Jacques Gbonimy, président de l’UPG : « la Covid-19 est devenue une maladie politique dans notre pays »

 

Jacques Gbonimy, président de l’UPG

Comme annoncé précédemment, le gouvernement guinéen a annoncé hier, dimanche 22 novembre 2020, l’interdiction de toute manifestation de masse dans tout le pays. Les autorités justifient cette décision par la crise sanitaire liée à la pandémie du coronavirus et assurent qu’elle sera levée aussitôt que cette maladie sera vaincue.
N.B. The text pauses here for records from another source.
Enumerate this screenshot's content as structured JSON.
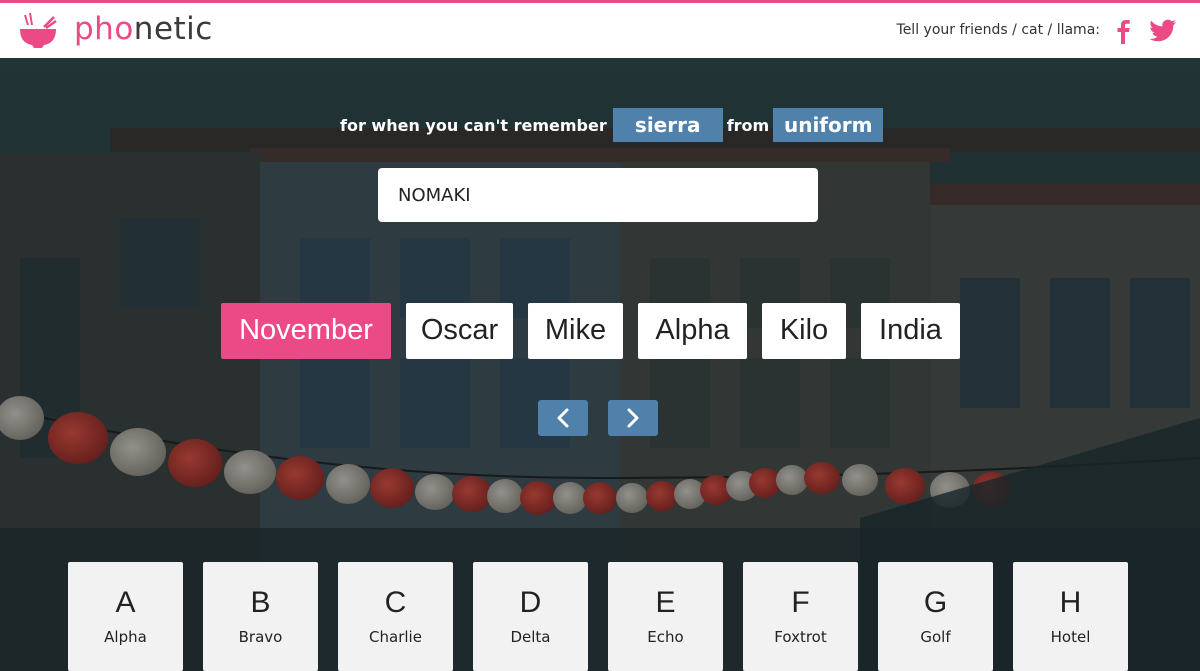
{
  "brand": {
    "prefix": "pho",
    "suffix": "netic",
    "accent": "#ec4a87"
  },
  "header": {
    "share_text": "Tell your friends / cat / llama:",
    "icons": [
      "noodle-bowl-icon",
      "facebook-icon",
      "twitter-icon"
    ]
  },
  "tagline": {
    "before": "for when you can't remember",
    "first": "sierra",
    "middle": "from",
    "second": "uniform"
  },
  "input": {
    "value": "NOMAKI"
  },
  "words": [
    "November",
    "Oscar",
    "Mike",
    "Alpha",
    "Kilo",
    "India"
  ],
  "active_word_index": 0,
  "nav": {
    "prev_icon": "chevron-left-icon",
    "next_icon": "chevron-right-icon"
  },
  "alphabet": [
    {
      "letter": "A",
      "word": "Alpha"
    },
    {
      "letter": "B",
      "word": "Bravo"
    },
    {
      "letter": "C",
      "word": "Charlie"
    },
    {
      "letter": "D",
      "word": "Delta"
    },
    {
      "letter": "E",
      "word": "Echo"
    },
    {
      "letter": "F",
      "word": "Foxtrot"
    },
    {
      "letter": "G",
      "word": "Golf"
    },
    {
      "letter": "H",
      "word": "Hotel"
    }
  ],
  "colors": {
    "accent_pink": "#ec4a87",
    "accent_blue": "#4f81ab",
    "card_bg": "#f2f2f2"
  }
}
Mais cet argument ne passe pas chez certains opposants, à l’image du président de l’Union pour le Progrès de la Guinée (UPG) et membre de l’Alliance Nationale pour l’Alternance et la Démocratie (ANAD). Dans un entretien qu’il a accordé à Guineematin.com ce lundi, 23 novembre 2020, Jacques Gbonimy a dénoncé une décision visant tout simplement à empêcher l’opposition de manifester.

« Si aujourd’hui on pense qu’à cause de la maladie Covid-19 il faut interdire toute manifestation, c’est un peu contradictoire par rapport à tout ce que nous avons vécu lors des élections du 18 octobre, où il y a eu une campagne avec une mobilisation massive, il y a eu des électeurs en rangs très serrés devant les bureaux de vote. On ne sait pas les mobiles réels de cette interdiction, mais je dirais aujourd’hui qu’on profite de la maladie pour interdire tout. Covid-19 est devenue une maladie politique dans notre pays. Il faut condamner cela fermement parce que les manifestations pacifiques sont reconnues par nos lois. Elles doivent être encadrées, être sous la couverture de l’autorité. Aujourd’hui, c’est purement politique d’interdire les manifestations surtout que ce sont des manifestations pacifiques.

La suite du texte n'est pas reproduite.